Quand les Afro-Antillais jugent les Européens

Rendre compte du regard que l’homme afro-antillais porte sur l’Européen à travers l’approche des rapports sociaux est un exercice délicat auquel trois connaissances ont été conviées, récemment, par Agencetropiques. Dans leurs propos se sont croisés les non-dits sur fond de préjugés et réalités. Des extraits choisis dans les lignes suivantes. Par Cikuru Batumike

L’Européen vit-il un modèle de famille négatif ? En effet, cela choque une Africaine que les personnes âgées finissent leurs jours dans des « homes » loin des membres de leurs familles.

Identité projective

Une remarque, parmi d’autres, abordée par deux antillaises et une africaine de Suisse. En effet, d’aucuns se font une image des Européens qui apparaît dans leurs discours quotidiens. Par le biais de leur débat, la Guadeloupéenne L.L., la Martiniquaise C.B. et la Congolaise F.V.cernent l’identité projective du Blanc dans leregard ou les discours tenus par d’autres Antillais, d’autres Africains d’ici et d’ailleurs. Mes interlocutrices ont fait part des stéréotypes et préjugés courants, positifs ou négatifs, par lesquels la conduite de l’homme blanc est interprétée par l’homme noir en qualités et en défauts.

L.L. : »Je crois que les Occidentaux ont entrepris la classification des hommes en fonction de la couleur de leur peau. Il ressortait toujours que la supériorité revenait aux Blancs. Il fallait justifier l’infériorité des Noirs pour mieux les exploiter. C’est justement à l’époque de l’expansion coloniale que le colonialisme trouvait dans l’anthropologie sa justification. Alors que le Moyen-Age n’avait pas eu de préjugés défavorables à l’égard des Noirs, la transplantation en Amérique des Noirs africains impliqua un changement d’optique considérable. »

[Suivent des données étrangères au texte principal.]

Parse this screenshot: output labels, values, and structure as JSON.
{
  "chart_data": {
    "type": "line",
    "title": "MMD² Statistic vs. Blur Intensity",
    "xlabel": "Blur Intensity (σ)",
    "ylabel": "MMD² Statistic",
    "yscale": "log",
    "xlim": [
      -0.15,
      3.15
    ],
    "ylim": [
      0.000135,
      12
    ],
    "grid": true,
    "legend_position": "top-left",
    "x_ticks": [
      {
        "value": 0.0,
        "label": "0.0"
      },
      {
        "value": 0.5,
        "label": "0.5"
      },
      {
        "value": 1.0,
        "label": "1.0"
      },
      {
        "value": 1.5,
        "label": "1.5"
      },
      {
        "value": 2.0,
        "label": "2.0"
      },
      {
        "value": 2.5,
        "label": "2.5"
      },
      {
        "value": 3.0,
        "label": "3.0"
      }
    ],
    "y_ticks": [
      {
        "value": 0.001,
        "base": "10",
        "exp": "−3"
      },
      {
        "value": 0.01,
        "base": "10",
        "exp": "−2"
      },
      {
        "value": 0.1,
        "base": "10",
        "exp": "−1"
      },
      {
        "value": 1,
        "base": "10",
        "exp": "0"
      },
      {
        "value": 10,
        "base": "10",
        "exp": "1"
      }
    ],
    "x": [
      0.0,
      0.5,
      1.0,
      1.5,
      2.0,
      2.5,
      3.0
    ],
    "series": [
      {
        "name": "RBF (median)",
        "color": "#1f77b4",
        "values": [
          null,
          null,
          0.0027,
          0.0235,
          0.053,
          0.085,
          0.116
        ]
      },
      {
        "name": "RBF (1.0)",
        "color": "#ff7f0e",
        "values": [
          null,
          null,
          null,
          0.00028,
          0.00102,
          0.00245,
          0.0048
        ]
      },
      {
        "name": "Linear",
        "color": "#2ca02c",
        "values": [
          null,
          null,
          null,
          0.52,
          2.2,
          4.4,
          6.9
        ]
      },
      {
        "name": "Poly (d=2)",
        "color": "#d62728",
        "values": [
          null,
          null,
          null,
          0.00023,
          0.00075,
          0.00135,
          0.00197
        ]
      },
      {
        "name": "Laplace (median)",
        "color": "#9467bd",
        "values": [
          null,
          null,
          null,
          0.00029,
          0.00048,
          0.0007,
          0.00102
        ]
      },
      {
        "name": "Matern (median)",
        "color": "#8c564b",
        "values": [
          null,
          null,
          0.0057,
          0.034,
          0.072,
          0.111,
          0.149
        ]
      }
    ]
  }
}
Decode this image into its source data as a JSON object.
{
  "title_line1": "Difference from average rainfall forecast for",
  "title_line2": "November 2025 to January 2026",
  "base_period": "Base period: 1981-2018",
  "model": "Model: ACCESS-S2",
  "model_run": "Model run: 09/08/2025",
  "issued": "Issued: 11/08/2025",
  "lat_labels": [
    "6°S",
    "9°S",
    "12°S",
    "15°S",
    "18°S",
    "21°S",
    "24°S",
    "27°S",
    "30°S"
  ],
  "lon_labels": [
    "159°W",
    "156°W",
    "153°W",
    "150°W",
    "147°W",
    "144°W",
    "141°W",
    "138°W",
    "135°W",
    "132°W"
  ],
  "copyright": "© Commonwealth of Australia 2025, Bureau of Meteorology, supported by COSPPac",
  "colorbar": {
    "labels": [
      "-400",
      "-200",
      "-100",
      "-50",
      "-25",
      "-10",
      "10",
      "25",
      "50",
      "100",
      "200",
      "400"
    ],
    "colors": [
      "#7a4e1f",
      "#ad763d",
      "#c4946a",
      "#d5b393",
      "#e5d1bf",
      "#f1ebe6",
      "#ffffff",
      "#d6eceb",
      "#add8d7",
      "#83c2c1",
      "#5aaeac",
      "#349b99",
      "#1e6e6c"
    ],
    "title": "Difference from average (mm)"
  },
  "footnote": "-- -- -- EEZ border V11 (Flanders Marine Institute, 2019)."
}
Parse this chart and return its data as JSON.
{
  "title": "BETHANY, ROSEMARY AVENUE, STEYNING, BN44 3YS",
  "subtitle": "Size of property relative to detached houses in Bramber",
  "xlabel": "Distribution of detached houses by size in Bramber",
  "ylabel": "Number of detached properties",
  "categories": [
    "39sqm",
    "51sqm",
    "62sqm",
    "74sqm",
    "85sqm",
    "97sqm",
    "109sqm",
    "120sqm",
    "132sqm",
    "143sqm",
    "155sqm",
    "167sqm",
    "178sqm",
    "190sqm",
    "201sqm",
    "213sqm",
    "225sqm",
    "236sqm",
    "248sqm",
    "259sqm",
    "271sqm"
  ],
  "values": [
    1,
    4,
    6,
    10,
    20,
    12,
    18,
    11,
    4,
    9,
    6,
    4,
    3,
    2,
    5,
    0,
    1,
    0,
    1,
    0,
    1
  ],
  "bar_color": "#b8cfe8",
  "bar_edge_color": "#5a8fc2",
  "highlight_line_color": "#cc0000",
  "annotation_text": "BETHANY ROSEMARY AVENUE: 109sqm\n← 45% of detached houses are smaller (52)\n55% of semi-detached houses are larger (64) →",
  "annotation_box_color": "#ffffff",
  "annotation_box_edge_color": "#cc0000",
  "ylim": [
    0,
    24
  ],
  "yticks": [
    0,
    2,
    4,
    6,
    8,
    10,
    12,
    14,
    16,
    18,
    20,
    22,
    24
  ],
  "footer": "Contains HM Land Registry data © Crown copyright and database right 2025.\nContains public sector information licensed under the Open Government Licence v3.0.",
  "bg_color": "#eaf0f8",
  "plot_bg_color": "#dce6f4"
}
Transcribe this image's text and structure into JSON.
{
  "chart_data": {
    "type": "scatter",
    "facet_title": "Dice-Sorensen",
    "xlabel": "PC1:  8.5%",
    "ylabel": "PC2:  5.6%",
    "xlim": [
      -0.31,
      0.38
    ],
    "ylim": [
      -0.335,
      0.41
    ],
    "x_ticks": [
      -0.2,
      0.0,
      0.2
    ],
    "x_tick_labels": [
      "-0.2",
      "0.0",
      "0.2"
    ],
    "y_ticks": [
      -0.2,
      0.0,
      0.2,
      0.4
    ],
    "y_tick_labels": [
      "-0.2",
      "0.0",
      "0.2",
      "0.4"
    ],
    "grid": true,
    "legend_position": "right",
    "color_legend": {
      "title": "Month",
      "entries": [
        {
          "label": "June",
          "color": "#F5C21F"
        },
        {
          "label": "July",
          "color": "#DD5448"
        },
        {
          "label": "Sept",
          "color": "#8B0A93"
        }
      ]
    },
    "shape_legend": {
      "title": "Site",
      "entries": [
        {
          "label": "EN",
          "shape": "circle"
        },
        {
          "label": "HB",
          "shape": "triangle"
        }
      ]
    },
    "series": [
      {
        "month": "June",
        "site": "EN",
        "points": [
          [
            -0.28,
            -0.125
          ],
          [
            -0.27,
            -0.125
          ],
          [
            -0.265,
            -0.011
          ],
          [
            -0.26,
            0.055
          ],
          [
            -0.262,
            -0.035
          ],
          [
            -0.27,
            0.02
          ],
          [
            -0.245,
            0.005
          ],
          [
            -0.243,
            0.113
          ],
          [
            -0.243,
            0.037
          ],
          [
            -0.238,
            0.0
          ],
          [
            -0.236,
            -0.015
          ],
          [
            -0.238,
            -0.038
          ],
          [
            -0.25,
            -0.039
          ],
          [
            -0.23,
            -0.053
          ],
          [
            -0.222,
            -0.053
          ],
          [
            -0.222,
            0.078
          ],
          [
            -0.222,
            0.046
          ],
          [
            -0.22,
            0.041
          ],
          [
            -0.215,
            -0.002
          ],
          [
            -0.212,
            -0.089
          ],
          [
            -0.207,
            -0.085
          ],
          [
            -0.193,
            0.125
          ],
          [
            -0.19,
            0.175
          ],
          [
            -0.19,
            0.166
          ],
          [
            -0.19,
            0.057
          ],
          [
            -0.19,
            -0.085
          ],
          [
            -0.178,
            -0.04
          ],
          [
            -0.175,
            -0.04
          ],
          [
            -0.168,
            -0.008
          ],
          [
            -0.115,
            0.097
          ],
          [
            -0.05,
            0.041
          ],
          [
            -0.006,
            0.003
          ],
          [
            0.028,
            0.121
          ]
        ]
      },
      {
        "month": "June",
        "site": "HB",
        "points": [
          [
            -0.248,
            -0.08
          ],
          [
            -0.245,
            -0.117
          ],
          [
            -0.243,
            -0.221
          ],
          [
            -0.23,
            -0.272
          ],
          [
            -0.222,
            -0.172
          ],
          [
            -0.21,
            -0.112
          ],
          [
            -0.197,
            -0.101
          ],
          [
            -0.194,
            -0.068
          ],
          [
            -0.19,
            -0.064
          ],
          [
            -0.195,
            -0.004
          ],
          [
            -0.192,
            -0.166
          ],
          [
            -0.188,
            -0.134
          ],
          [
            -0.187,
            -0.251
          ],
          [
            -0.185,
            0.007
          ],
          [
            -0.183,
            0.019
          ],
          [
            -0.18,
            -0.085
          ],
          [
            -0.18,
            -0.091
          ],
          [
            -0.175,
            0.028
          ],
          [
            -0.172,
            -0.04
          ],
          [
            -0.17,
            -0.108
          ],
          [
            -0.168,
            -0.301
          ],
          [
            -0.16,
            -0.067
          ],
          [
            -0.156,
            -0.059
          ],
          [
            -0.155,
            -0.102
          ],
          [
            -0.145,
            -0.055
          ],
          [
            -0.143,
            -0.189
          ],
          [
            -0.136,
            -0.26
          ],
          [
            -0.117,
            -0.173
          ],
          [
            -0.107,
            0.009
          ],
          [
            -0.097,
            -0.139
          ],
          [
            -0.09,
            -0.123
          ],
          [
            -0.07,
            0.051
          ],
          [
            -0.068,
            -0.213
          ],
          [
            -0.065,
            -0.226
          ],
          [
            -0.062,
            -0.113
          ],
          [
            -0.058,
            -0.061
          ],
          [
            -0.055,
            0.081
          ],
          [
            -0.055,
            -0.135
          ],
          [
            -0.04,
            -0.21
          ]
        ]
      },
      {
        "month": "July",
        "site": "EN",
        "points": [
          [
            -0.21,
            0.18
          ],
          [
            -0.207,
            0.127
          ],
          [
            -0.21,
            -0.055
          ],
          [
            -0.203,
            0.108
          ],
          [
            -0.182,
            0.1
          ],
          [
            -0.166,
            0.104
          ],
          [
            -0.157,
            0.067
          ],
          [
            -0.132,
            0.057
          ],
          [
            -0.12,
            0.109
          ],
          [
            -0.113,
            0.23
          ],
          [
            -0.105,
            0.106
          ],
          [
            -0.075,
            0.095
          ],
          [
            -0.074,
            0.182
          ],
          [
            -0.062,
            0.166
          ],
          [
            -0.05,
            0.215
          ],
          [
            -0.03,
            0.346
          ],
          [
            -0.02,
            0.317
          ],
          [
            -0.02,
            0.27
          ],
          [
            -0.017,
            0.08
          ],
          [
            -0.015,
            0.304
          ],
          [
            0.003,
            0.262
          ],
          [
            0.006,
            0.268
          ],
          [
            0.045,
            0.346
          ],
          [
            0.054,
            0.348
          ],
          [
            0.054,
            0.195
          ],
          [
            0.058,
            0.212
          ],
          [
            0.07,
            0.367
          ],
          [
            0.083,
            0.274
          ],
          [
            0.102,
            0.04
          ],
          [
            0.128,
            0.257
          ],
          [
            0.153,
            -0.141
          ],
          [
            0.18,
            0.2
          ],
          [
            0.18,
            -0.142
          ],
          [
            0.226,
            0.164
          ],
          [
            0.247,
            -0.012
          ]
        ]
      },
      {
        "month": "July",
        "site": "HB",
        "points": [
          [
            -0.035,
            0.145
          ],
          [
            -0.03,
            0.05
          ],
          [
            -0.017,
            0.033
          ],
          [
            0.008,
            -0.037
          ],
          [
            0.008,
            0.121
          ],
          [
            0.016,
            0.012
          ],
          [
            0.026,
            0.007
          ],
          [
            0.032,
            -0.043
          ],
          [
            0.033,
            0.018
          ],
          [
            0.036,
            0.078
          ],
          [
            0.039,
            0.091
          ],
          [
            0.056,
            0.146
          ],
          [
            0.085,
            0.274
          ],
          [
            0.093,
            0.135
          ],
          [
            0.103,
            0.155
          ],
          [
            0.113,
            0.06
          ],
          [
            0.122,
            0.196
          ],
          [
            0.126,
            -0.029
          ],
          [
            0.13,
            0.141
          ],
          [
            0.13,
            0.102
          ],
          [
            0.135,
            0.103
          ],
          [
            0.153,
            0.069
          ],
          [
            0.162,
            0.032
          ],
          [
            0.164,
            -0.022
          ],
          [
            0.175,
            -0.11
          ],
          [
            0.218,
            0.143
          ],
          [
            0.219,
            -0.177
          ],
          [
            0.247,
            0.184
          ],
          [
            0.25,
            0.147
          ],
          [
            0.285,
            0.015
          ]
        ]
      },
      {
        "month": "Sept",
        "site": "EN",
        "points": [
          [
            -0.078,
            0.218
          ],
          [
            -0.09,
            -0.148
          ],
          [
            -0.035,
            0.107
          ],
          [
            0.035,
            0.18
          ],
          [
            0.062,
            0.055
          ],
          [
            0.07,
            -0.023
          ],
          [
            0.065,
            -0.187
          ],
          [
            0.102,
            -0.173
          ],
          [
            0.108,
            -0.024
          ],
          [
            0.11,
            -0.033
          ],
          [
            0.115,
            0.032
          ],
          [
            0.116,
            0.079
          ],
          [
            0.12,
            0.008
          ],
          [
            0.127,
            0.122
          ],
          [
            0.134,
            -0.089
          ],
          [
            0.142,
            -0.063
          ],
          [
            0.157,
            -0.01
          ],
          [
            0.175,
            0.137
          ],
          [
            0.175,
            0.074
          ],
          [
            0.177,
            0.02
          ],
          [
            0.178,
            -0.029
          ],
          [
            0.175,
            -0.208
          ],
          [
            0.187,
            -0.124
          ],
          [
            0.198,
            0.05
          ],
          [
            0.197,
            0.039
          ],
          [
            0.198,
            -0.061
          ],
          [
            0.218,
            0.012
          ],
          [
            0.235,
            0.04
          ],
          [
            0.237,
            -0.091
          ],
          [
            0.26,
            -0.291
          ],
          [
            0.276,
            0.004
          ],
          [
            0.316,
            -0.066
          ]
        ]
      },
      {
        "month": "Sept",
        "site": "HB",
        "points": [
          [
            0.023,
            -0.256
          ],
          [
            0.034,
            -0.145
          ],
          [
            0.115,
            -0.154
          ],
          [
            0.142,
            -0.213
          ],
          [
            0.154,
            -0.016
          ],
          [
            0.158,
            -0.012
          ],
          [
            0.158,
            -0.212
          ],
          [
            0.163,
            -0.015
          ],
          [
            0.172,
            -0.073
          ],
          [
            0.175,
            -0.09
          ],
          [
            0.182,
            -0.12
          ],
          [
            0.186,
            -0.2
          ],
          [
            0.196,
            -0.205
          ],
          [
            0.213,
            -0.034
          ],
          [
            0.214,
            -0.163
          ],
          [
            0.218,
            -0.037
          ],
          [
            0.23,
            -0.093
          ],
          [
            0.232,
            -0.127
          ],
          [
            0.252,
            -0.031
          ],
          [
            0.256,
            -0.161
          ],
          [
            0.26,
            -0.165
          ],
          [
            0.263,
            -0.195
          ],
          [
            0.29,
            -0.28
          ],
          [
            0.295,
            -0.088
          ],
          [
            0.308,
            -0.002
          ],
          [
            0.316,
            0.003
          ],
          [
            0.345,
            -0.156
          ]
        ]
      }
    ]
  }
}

Pourquoi encore de nos jours certains Noirs se sentent-ils inférieurs par rapport aux Blancs ? Ne s’agit-il pas du fait qu’ils n’ont pas acquis, comme le soulignait Frantz Fanon, la conscience de soi, de leur corps ?

L.L.: « Il s’est agi d’un mauvais départ lié au problème d’esclavage, par lequel le Blanc a toujours souhaité obtenir du Noir une totale soumission et qu’il a tout fait pour démontrer qu’il était le dépositaire des valeurs, du destin. »

Or donc, le Blanc ressent toujours la nécessité de rappeler au Noir qu’il est Noir. Comment une antillaise ressent-elle cette attitude ?

L.L.: « Certes, personnellement ça ne me touche pas. Mais, quand on vient des îles Caraïbes où toutes les races se côtoient sans problème, certaines réactionsqu’on rencontre ici ont lieu de choquer. »

Le fait que le Blanc se comporte différemment avec un autre Blanc et avec un Noir est-il dû au phénomène de langage ? Toujours, citant Frantz Fanon, le Noir n’est bien accepté que s’il possède le langage du Blanc, parce qu’il peut facilement se situer par rapport à lui. En maîtrisant la langue et les coutumes de l’homme blanc il sera apprécié,n’est-ce pas ?

F.V. : »Et aussi longtemps qu’il sera docile. Le Blanc n’aime pas qu’on lui tienne tête. Il veut avoir raison à n’importe quel prix. Cela crée des frustrations au niveau de la société. »

Qu’en est-il de ces frustrations au niveau des couples mixtes ?

C.B. : »Après une vingtaine d’années de vie en Suisse, je réagis toutes les fois qu’on me regarde comme une martienne. A la base, je suis métissée. Je ne me sens pas différente des autres. Mais je trouve que mon mari devrait réagir, pas moi. C’est facile, pour lui, de dire: ne fais pas attention. »

Ne faut-il pas situer le problème dans la temporalité et cesser de s’enfermer dans des préjugés ?

F.V.: « J’en arrive à un point de vue spirituel. Dans ma vie, j’ai vu qu’il fallait se prendre en main et tendre à la perfection. L’histoire se fait aujourd’hui sans les Africains, les Antillais. Ce sont les Blancs qui la font. Nous devrions écouter les vieillards et arrêter de nous plaindre éternellement. »

Un jeu « questions-réponses » a complété ce débat non exhaustif: oui, les Européens sont travailleurs et soucieux des biens communautaires. Non, les Européens ne sont pas toujours garants de leur démocratie. Non, les Européens ne s’engagent pas vite dans des ambitions coûteuses. Non, les Européens sont en général corrects, respectueux des lois et des autorités de leurs pays,etc.